Howard Steven Friedman, a writer for the Huffington Post, stated in “America’s Poverty-Education Link” that poverty and education are linked as one and can be the determinant of the other. This means that without education, one is less likely to rise in social ranking in society. In fact, in the United States, 46 percent of Americans who failed to obtain college degrees remained in the lower income rankings.
Personal Testimonies of Education in Guyana
In The Borgen Project’s interview with Nadira Barclay, a student of Guyana, she stated her belief that “there are factors such as not having enough money to travel to school that affect your quality and quantity of education.” That being said, living in poverty takes away the means one may need to succeed educationally.
For Barclay, her education in Guyana brought her through only primary school — grades 1-6; since she lived in the countryside, the only way she would have been able to attend secondary school with minimal costs was to live with someone closer to the school. Due to the fact that she was a young girl, however, her father did not allow her to make the transition.

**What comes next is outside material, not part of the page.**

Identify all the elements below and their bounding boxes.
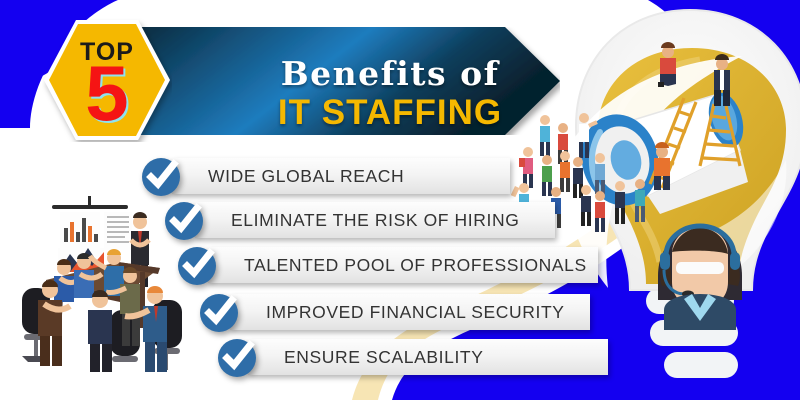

This is a prime example of the inconveniences students face while trying to pursue education in Guyana. Since Barclay only had a Primary school education, her ability and qualifications to work were limited, which is why today she works as a home health aide for the elderly.
On the other hand, Famida Sukhdeo, an individual Barclay cares for who is also from Guyana, explained, “I had to leave school to take care of my grandmother who was sick. I had to basically babysit her. I had to feed her, bathe her, and clean for her.” Sukhdeo’s case is one of many Guyanese women. For Sukhdeo, she spent her time in the workforce as a nanny, a job not far from what she had to do when she dropped out of school, due to her limited ability to read and write.
Redefining Educational Opportunities
So far, readers have seen the issue of travel costs, sex and domestic responsibilities in relations to education. Both Barclay and Sukhdeo were women raised in poverty who did not have a choice but to comply to gender-based restrictions despite their want to pursue higher education, as their options were limited by their social standings.
Unlike the United States that requires all children to attend school of all levels — from elementary to high school — Guyana makes no such stipulations. In fact, only primary school, which serves children ages 6 to 11, is compulsory. After completion, adolescents are no longer required to attend school and mostly resort to performing domestic tasks such as housekeeping and raising cattle.
As of 2012, Guyana’s expenditure on education from the total GDP was 3.18 percent, 5.22 percent lower than in 2000. According to both Barclay and Sukdheo, back when they were living in Guyana, the government played a bigger role in promoting and supporting education. For instance: “They used to give out clothes, supplies and money to children for school, but all that has stopped.”
Since there is less effort being given towards education in Guyana, research demonstrates that as the age of the population increases, so does the illiteracy rate. As both Barclay and Sukhdeo were able to explain, their lack of education affected them in the long run, especially for employment.
Support and Advocacy Efforts
As of 2002 and continuing to the present day, Global Partnership for Education, coordinated through the World Bank has begun working to improve the quality and quantity of education. This is being done by targeting areas: increasing the number of trained faculty, providing increased access to technology improving the conditions of physical facilities and so on.
So far, the Global Partnership for Education and the government of Guyana have agreed on two goals: increasing the learning outcomes for all regardless of background, and decreasing the differences of education received depending on factors, such as location.
There have also been goals set in place to measure Guyana’s progress: increasing literacy among fourth grade students to 50 percent, increasing the quantity of sixth grade students who reach 50 percent or more in core subjects to 40 percent, and increasing the number of students who pass core subject tests in secondary schools to 60 percent.
A Brighter Future
By continually working with the Global Partnership for Education, education in Guyana will continue to improve as the awareness and importance of education spreads. Thanks to continued organizational efforts and a U.S. education-geared grant of $1.7 million, the quality of education and quality of life of its recipients should both hopefully improve.